O PLE é, antes de tudo, um projeto de iniciação científica. Uma oportunidade para que os estudantes entrem em contato com o “método científico”, ou mais precisamente, com os métodos científicos. Explica-se: quais temas despertam os interesses de estudantes de 10 a 15 anos? Diversos! Infinitos, se os leitores me permitem o exagero. Há os estudantes mais voltados para os produtos do conhecimento científico (espaço, robôs e vacinas), há os estudantes mais preocupados com as questões sociais, há os artistas, os fãs de cultura POP ou de outras culturas, enfim: os diversos interesses exigem não um único “método” de abordagem, mas o conjunto de todos os métodos de pesquisa que a ciência conhece.

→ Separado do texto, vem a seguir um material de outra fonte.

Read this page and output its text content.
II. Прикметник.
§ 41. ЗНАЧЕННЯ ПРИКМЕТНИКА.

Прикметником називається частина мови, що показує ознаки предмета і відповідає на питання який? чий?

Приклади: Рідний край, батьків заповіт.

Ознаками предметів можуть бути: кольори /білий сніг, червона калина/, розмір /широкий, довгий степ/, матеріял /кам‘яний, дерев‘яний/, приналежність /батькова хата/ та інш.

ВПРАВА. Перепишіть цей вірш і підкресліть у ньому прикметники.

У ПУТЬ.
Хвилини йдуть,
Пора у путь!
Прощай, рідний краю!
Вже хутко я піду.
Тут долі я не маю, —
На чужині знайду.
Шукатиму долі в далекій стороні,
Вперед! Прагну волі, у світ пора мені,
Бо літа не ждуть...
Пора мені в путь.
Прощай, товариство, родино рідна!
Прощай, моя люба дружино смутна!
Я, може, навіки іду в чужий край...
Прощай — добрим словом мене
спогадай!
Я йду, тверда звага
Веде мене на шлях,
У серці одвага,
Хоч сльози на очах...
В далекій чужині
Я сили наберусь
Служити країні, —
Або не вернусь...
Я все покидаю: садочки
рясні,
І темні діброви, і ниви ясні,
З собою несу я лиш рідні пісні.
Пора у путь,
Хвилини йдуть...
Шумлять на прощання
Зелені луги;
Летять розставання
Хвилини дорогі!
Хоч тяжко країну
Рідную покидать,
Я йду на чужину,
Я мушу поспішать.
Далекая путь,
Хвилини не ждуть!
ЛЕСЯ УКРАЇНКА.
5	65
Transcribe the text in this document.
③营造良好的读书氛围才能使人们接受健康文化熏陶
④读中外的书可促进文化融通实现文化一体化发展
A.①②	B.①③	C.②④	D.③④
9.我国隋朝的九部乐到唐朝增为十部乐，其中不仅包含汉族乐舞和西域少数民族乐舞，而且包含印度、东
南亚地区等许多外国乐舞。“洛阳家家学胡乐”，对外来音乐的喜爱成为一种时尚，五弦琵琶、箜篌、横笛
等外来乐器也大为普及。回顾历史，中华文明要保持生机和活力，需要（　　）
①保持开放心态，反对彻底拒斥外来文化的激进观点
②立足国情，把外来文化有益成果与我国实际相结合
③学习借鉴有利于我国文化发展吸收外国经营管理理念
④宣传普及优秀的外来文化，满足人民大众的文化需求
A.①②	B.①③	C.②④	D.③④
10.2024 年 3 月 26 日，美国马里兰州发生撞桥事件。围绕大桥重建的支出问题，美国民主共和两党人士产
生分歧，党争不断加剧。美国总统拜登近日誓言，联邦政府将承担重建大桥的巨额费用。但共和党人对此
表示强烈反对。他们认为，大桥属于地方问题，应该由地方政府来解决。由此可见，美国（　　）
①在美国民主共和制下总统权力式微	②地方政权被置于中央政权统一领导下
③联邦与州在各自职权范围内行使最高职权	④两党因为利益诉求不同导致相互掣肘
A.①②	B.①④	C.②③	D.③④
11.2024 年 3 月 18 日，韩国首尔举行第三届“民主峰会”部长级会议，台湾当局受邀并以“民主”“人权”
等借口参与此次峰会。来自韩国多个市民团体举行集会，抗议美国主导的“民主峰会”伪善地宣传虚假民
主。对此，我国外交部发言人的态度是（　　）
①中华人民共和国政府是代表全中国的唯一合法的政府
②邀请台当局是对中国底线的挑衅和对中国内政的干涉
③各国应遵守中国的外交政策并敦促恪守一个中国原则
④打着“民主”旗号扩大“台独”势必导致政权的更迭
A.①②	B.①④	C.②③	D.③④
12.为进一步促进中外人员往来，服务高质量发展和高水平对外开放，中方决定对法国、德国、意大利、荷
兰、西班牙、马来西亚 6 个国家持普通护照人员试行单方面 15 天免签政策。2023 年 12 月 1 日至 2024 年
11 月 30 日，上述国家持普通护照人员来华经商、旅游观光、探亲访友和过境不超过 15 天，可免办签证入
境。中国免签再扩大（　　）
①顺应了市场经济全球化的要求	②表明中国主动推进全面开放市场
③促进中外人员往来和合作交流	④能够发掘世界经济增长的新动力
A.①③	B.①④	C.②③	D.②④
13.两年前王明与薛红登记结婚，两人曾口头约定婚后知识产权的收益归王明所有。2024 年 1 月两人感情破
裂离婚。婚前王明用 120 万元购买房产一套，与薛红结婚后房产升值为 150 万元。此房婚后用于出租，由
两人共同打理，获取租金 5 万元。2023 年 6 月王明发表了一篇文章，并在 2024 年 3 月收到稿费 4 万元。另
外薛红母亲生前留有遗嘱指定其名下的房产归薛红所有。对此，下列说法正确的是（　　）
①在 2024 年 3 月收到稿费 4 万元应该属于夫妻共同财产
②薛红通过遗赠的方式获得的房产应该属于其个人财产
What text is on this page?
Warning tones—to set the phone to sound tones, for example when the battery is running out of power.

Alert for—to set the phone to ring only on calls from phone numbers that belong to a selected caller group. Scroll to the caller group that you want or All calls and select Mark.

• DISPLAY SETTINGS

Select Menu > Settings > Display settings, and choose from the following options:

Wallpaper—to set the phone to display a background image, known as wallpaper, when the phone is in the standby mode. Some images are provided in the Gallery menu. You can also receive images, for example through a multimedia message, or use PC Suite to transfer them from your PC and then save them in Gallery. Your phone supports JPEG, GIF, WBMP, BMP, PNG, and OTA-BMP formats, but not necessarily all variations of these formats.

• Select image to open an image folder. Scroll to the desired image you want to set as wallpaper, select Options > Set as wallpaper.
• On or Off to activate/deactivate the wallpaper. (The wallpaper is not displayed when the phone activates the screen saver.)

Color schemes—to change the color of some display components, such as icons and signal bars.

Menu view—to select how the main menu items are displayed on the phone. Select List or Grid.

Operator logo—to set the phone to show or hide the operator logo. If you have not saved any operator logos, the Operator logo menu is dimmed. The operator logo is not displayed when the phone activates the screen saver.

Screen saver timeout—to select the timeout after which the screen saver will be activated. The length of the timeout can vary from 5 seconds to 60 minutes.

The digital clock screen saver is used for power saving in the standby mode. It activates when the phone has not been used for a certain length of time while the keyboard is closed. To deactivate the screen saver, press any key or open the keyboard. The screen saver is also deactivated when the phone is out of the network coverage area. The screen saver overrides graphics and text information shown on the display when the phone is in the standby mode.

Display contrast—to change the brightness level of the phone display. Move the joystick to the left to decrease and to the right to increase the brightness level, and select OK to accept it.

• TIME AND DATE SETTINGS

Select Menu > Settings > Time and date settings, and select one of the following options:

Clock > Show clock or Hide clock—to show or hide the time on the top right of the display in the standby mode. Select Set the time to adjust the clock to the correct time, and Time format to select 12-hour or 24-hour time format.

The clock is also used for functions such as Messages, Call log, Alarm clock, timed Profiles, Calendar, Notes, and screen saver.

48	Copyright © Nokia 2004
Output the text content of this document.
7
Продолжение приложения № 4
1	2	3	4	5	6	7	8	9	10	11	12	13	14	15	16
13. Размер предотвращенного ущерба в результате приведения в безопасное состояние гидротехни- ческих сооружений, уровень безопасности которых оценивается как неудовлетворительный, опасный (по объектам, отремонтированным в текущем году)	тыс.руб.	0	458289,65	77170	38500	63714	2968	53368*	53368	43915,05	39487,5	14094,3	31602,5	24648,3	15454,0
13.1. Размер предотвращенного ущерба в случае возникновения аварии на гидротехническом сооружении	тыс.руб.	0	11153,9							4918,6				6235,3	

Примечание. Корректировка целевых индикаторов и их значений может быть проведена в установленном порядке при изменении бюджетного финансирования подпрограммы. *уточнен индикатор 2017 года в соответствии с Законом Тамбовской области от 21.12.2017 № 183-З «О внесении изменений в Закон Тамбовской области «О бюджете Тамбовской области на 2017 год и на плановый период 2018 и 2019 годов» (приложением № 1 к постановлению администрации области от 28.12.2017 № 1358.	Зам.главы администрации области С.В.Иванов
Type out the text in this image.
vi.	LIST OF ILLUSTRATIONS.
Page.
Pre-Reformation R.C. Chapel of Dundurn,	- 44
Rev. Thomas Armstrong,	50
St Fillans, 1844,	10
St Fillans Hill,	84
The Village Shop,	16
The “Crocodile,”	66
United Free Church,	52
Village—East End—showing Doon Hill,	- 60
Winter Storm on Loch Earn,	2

Assim, após os estudantes escolherem os temas de seus projetos de pesquisa, os professores se transformam em orientadores dessas pesquisas, segundo suas áreas de atuação e também suas afinidades com os temas. E é nessa parceria entre estudantes e professores-orientadores que se dá o contato dos estudantes com os métodos científicos, aos moldes do que ocorre numa iniciação científica do Ensino Superior, ou mesmo num mestrado ou doutorado. Os professores-orientadores guiam os estudantes nas etapas dos métodos científicos por um trimestre, num extenso trabalho de problematização e investigação dos temas escolhidos.

A problematização se dá quando os professores-orientadores buscam conscientizar os estudantes dos fatos conhecidos e, principalmente, dos fatos desconhecidos de seus temas. Essa busca incessante sobre o que se sabe e o que não se sabe estimula uma investigação cada vez mais profunda, superando o clichê da “pesquisa escolar” pouco genuína e superficial. Além disso, o intenso devir desse processo de pesquisa potencializa o desenvolvimento da autonomia dos estudantes, pois o trabalho de orientação desempenhado pelos professores não limita suas escolhas vinculadas às pesquisas (pelo contrário, as estimula).

Os métodos científicos permitem, quando muito, uma aproximação lenta e gradual da “realidade”. Mas há sempre algo que não sabemos ou que não exploramos em todos os aspectos. E é com isso em mente que, ao final de um trimestre, os estudantes apresentam para a comunidade escolar os resultados de suas pesquisas. No entanto, o dia das apresentações dos projetos é a culminância de um complexo e extenso processo e não deve ser confundido com o “objetivo último” do PLE. Até mesmo o texto final, a elaboração por escrito de todo o “caminho” da pesquisa (o produto mais genuíno de todo o trabalho dos estudantes, sem dúvida), não deve ser confundido com um “objetivo último”.

Na verdade, não há “objetivo último”. No PLE, há um intenso processo de escolha, orientação, problematização, investigação, sistematização, conclusão e desenvolvimento da autonomia que tem se mostrado capaz de contribuir fortemente para uma educação científica mais ampla, no sentido apontado por Sagan de que os métodos científicos são mais importantes que os produtos científicos.